If they find differences in the brain regions between subjects who grew up in poverty and those who didn't, the physiological and psychological data Evans has collected over the years will allow them to look specifically at the stressors each subject has been exposed to since childhood, and examine whether individual or cumulative stressors are linked to anatomical or functional differences.
The researchers will also use subjective reporting and physiological tests to examine whether parental responsiveness in childhood is linked to brain changes.
"There's a huge amount of data linking poverty to achievement, to mental health and to physical health; and some work showing that early chronic stress affects the brain," Evans said. "And there are certainly suggestions that parenting can affect the brain. So what we are doing is putting those together and looking at areas in the brain that have been shown or are suspected to be sensitive to chronic stress, as well as to parenting that's not ideal."

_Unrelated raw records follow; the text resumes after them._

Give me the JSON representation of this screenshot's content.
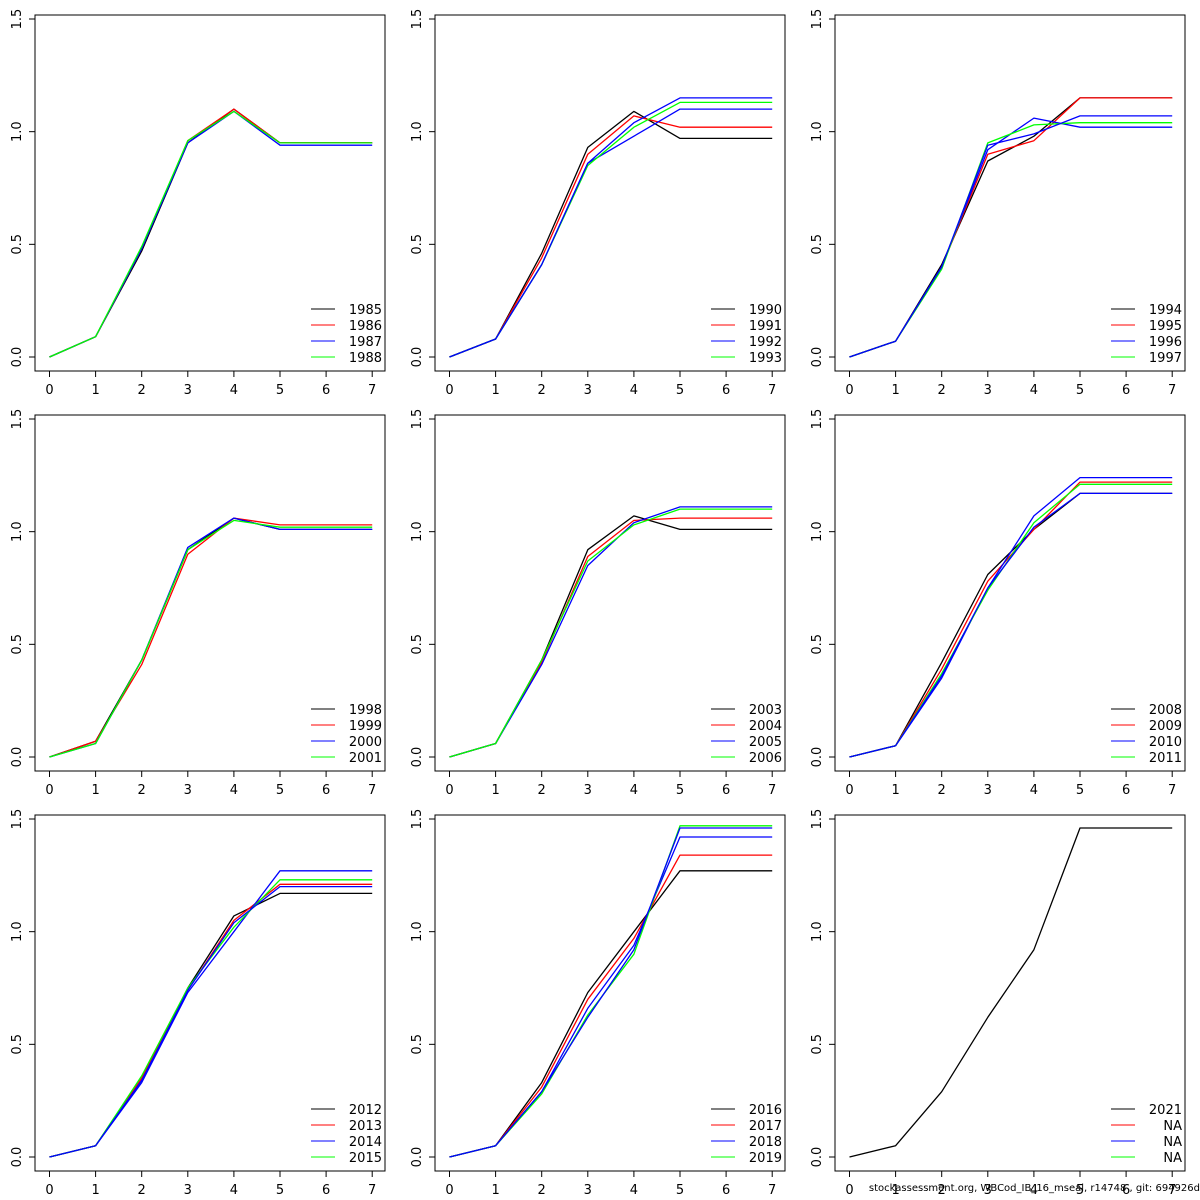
{
  "chart_data": [
    {
      "type": "line",
      "x": [
        0,
        1,
        2,
        3,
        4,
        5,
        6,
        7
      ],
      "xlim": [
        0,
        7
      ],
      "ylim": [
        0,
        1.5
      ],
      "xticks": [
        "0",
        "1",
        "2",
        "3",
        "4",
        "5",
        "6",
        "7"
      ],
      "yticks": [
        "0.0",
        "0.5",
        "1.0",
        "1.5"
      ],
      "legend_position": "bottom-right",
      "series": [
        {
          "name": "1985",
          "color": "#000000",
          "values": [
            0,
            0.09,
            0.47,
            0.95,
            1.1,
            0.95,
            0.95,
            0.95
          ]
        },
        {
          "name": "1986",
          "color": "#ff0000",
          "values": [
            0,
            0.09,
            0.48,
            0.96,
            1.1,
            0.95,
            0.95,
            0.95
          ]
        },
        {
          "name": "1987",
          "color": "#0000ff",
          "values": [
            0,
            0.09,
            0.48,
            0.95,
            1.09,
            0.94,
            0.94,
            0.94
          ]
        },
        {
          "name": "1988",
          "color": "#00ff00",
          "values": [
            0,
            0.09,
            0.49,
            0.96,
            1.09,
            0.95,
            0.95,
            0.95
          ]
        }
      ]
    },
    {
      "type": "line",
      "x": [
        0,
        1,
        2,
        3,
        4,
        5,
        6,
        7
      ],
      "xlim": [
        0,
        7
      ],
      "ylim": [
        0,
        1.5
      ],
      "xticks": [
        "0",
        "1",
        "2",
        "3",
        "4",
        "5",
        "6",
        "7"
      ],
      "yticks": [
        "0.0",
        "0.5",
        "1.0",
        "1.5"
      ],
      "legend_position": "bottom-right",
      "series": [
        {
          "name": "1990",
          "color": "#000000",
          "values": [
            0,
            0.08,
            0.46,
            0.93,
            1.09,
            0.97,
            0.97,
            0.97
          ]
        },
        {
          "name": "1991",
          "color": "#ff0000",
          "values": [
            0,
            0.08,
            0.44,
            0.9,
            1.07,
            1.02,
            1.02,
            1.02
          ]
        },
        {
          "name": "1992",
          "color": "#0000ff",
          "values": [
            0,
            0.08,
            0.41,
            0.86,
            0.98,
            1.1,
            1.1,
            1.1
          ]
        },
        {
          "name": "1993",
          "color": "#00ff00",
          "values": [
            0,
            0.08,
            0.41,
            0.85,
            1.02,
            1.13,
            1.13,
            1.13
          ]
        },
        {
          "color": "#0000ff",
          "values": [
            0,
            0.08,
            0.41,
            0.86,
            1.04,
            1.15,
            1.15,
            1.15
          ]
        }
      ]
    },
    {
      "type": "line",
      "x": [
        0,
        1,
        2,
        3,
        4,
        5,
        6,
        7
      ],
      "xlim": [
        0,
        7
      ],
      "ylim": [
        0,
        1.5
      ],
      "xticks": [
        "0",
        "1",
        "2",
        "3",
        "4",
        "5",
        "6",
        "7"
      ],
      "yticks": [
        "0.0",
        "0.5",
        "1.0",
        "1.5"
      ],
      "legend_position": "bottom-right",
      "series": [
        {
          "name": "1994",
          "color": "#000000",
          "values": [
            0,
            0.07,
            0.41,
            0.87,
            0.98,
            1.15,
            1.15,
            1.15
          ]
        },
        {
          "name": "1995",
          "color": "#ff0000",
          "values": [
            0,
            0.07,
            0.4,
            0.9,
            0.96,
            1.15,
            1.15,
            1.15
          ]
        },
        {
          "name": "1996",
          "color": "#0000ff",
          "values": [
            0,
            0.07,
            0.4,
            0.92,
            1.06,
            1.02,
            1.02,
            1.02
          ]
        },
        {
          "name": "1997",
          "color": "#00ff00",
          "values": [
            0,
            0.07,
            0.39,
            0.95,
            1.03,
            1.04,
            1.04,
            1.04
          ]
        },
        {
          "color": "#0000ff",
          "values": [
            0,
            0.07,
            0.4,
            0.94,
            0.99,
            1.07,
            1.07,
            1.07
          ]
        }
      ]
    },
    {
      "type": "line",
      "x": [
        0,
        1,
        2,
        3,
        4,
        5,
        6,
        7
      ],
      "xlim": [
        0,
        7
      ],
      "ylim": [
        0,
        1.5
      ],
      "xticks": [
        "0",
        "1",
        "2",
        "3",
        "4",
        "5",
        "6",
        "7"
      ],
      "yticks": [
        "0.0",
        "0.5",
        "1.0",
        "1.5"
      ],
      "legend_position": "bottom-right",
      "series": [
        {
          "name": "1998",
          "color": "#000000",
          "values": [
            0,
            0.07,
            0.43,
            0.92,
            1.06,
            1.01,
            1.01,
            1.01
          ]
        },
        {
          "name": "1999",
          "color": "#ff0000",
          "values": [
            0,
            0.07,
            0.41,
            0.9,
            1.06,
            1.03,
            1.03,
            1.03
          ]
        },
        {
          "name": "2000",
          "color": "#0000ff",
          "values": [
            0,
            0.06,
            0.43,
            0.93,
            1.06,
            1.01,
            1.01,
            1.01
          ]
        },
        {
          "name": "2001",
          "color": "#00ff00",
          "values": [
            0,
            0.06,
            0.43,
            0.92,
            1.05,
            1.02,
            1.02,
            1.02
          ]
        }
      ]
    },
    {
      "type": "line",
      "x": [
        0,
        1,
        2,
        3,
        4,
        5,
        6,
        7
      ],
      "xlim": [
        0,
        7
      ],
      "ylim": [
        0,
        1.5
      ],
      "xticks": [
        "0",
        "1",
        "2",
        "3",
        "4",
        "5",
        "6",
        "7"
      ],
      "yticks": [
        "0.0",
        "0.5",
        "1.0",
        "1.5"
      ],
      "legend_position": "bottom-right",
      "series": [
        {
          "name": "2003",
          "color": "#000000",
          "values": [
            0,
            0.06,
            0.43,
            0.92,
            1.07,
            1.01,
            1.01,
            1.01
          ]
        },
        {
          "name": "2004",
          "color": "#ff0000",
          "values": [
            0,
            0.06,
            0.42,
            0.89,
            1.05,
            1.06,
            1.06,
            1.06
          ]
        },
        {
          "name": "2005",
          "color": "#0000ff",
          "values": [
            0,
            0.06,
            0.41,
            0.85,
            1.04,
            1.11,
            1.11,
            1.11
          ]
        },
        {
          "name": "2006",
          "color": "#00ff00",
          "values": [
            0,
            0.06,
            0.43,
            0.87,
            1.03,
            1.1,
            1.1,
            1.1
          ]
        }
      ]
    },
    {
      "type": "line",
      "x": [
        0,
        1,
        2,
        3,
        4,
        5,
        6,
        7
      ],
      "xlim": [
        0,
        7
      ],
      "ylim": [
        0,
        1.5
      ],
      "xticks": [
        "0",
        "1",
        "2",
        "3",
        "4",
        "5",
        "6",
        "7"
      ],
      "yticks": [
        "0.0",
        "0.5",
        "1.0",
        "1.5"
      ],
      "legend_position": "bottom-right",
      "series": [
        {
          "name": "2008",
          "color": "#000000",
          "values": [
            0,
            0.05,
            0.42,
            0.81,
            1.01,
            1.17,
            1.17,
            1.17
          ]
        },
        {
          "name": "2009",
          "color": "#ff0000",
          "values": [
            0,
            0.05,
            0.39,
            0.78,
            1.01,
            1.22,
            1.22,
            1.22
          ]
        },
        {
          "name": "2010",
          "color": "#0000ff",
          "values": [
            0,
            0.05,
            0.35,
            0.75,
            1.07,
            1.24,
            1.24,
            1.24
          ]
        },
        {
          "name": "2011",
          "color": "#00ff00",
          "values": [
            0,
            0.05,
            0.37,
            0.74,
            1.04,
            1.21,
            1.21,
            1.21
          ]
        },
        {
          "color": "#0000ff",
          "values": [
            0,
            0.05,
            0.36,
            0.75,
            1.02,
            1.17,
            1.17,
            1.17
          ]
        }
      ]
    },
    {
      "type": "line",
      "x": [
        0,
        1,
        2,
        3,
        4,
        5,
        6,
        7
      ],
      "xlim": [
        0,
        7
      ],
      "ylim": [
        0,
        1.5
      ],
      "xticks": [
        "0",
        "1",
        "2",
        "3",
        "4",
        "5",
        "6",
        "7"
      ],
      "yticks": [
        "0.0",
        "0.5",
        "1.0",
        "1.5"
      ],
      "legend_position": "bottom-right",
      "series": [
        {
          "name": "2012",
          "color": "#000000",
          "values": [
            0,
            0.05,
            0.34,
            0.75,
            1.07,
            1.17,
            1.17,
            1.17
          ]
        },
        {
          "name": "2013",
          "color": "#ff0000",
          "values": [
            0,
            0.05,
            0.35,
            0.74,
            1.05,
            1.21,
            1.21,
            1.21
          ]
        },
        {
          "name": "2014",
          "color": "#0000ff",
          "values": [
            0,
            0.05,
            0.33,
            0.73,
            1.0,
            1.27,
            1.27,
            1.27
          ]
        },
        {
          "name": "2015",
          "color": "#00ff00",
          "values": [
            0,
            0.05,
            0.36,
            0.75,
            1.02,
            1.23,
            1.23,
            1.23
          ]
        },
        {
          "color": "#0000ff",
          "values": [
            0,
            0.05,
            0.34,
            0.74,
            1.04,
            1.2,
            1.2,
            1.2
          ]
        }
      ]
    },
    {
      "type": "line",
      "x": [
        0,
        1,
        2,
        3,
        4,
        5,
        6,
        7
      ],
      "xlim": [
        0,
        7
      ],
      "ylim": [
        0,
        1.5
      ],
      "xticks": [
        "0",
        "1",
        "2",
        "3",
        "4",
        "5",
        "6",
        "7"
      ],
      "yticks": [
        "0.0",
        "0.5",
        "1.0",
        "1.5"
      ],
      "legend_position": "bottom-right",
      "series": [
        {
          "name": "2016",
          "color": "#000000",
          "values": [
            0,
            0.05,
            0.33,
            0.73,
            1.0,
            1.27,
            1.27,
            1.27
          ]
        },
        {
          "name": "2017",
          "color": "#ff0000",
          "values": [
            0,
            0.05,
            0.31,
            0.7,
            0.97,
            1.34,
            1.34,
            1.34
          ]
        },
        {
          "name": "2018",
          "color": "#0000ff",
          "values": [
            0,
            0.05,
            0.29,
            0.66,
            0.94,
            1.42,
            1.42,
            1.42
          ]
        },
        {
          "name": "2019",
          "color": "#00ff00",
          "values": [
            0,
            0.05,
            0.28,
            0.63,
            0.9,
            1.47,
            1.47,
            1.47
          ]
        },
        {
          "color": "#0000ff",
          "values": [
            0,
            0.05,
            0.29,
            0.62,
            0.92,
            1.46,
            1.46,
            1.46
          ]
        }
      ]
    },
    {
      "type": "line",
      "x": [
        0,
        1,
        2,
        3,
        4,
        5,
        6,
        7
      ],
      "xlim": [
        0,
        7
      ],
      "ylim": [
        0,
        1.5
      ],
      "xticks": [
        "0",
        "1",
        "2",
        "3",
        "4",
        "5",
        "6",
        "7"
      ],
      "yticks": [
        "0.0",
        "0.5",
        "1.0",
        "1.5"
      ],
      "legend_position": "bottom-right",
      "series": [
        {
          "name": "2021",
          "color": "#000000",
          "values": [
            0,
            0.05,
            0.29,
            0.62,
            0.92,
            1.46,
            1.46,
            1.46
          ]
        }
      ],
      "legend_extra": [
        {
          "name": "NA",
          "color": "#ff0000"
        },
        {
          "name": "NA",
          "color": "#0000ff"
        },
        {
          "name": "NA",
          "color": "#00ff00"
        }
      ]
    }
  ],
  "footer": {
    "text": "stockassessment.org, WBCod_IB_16_mseal, r14748 , git: 694926d"
  }
}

If the results indicate that the stressors of poverty do cause specific brain changes in early childhood, Evans said, policymakers could use that information to target social programs more effectively.
The results could also have cultural implications, he added.
"There is this widespread American belief that you can pull yourself up by your bootstraps; that you're responsible for what happens to you," he said. "This potentially challenges some of these notions, because if in fact you have had biological changes -- it's not necessarily that they're irreversible, so it doesn't mean you're doomed -- but it just means that maybe we have to think about these kinds of issues in a different manner."
Evans estimates that the stimulus funding will support about five jobs over two years. To date, researchers at Cornell's Ithaca campus have received 131 ARRA grants, totaling more than $105 million.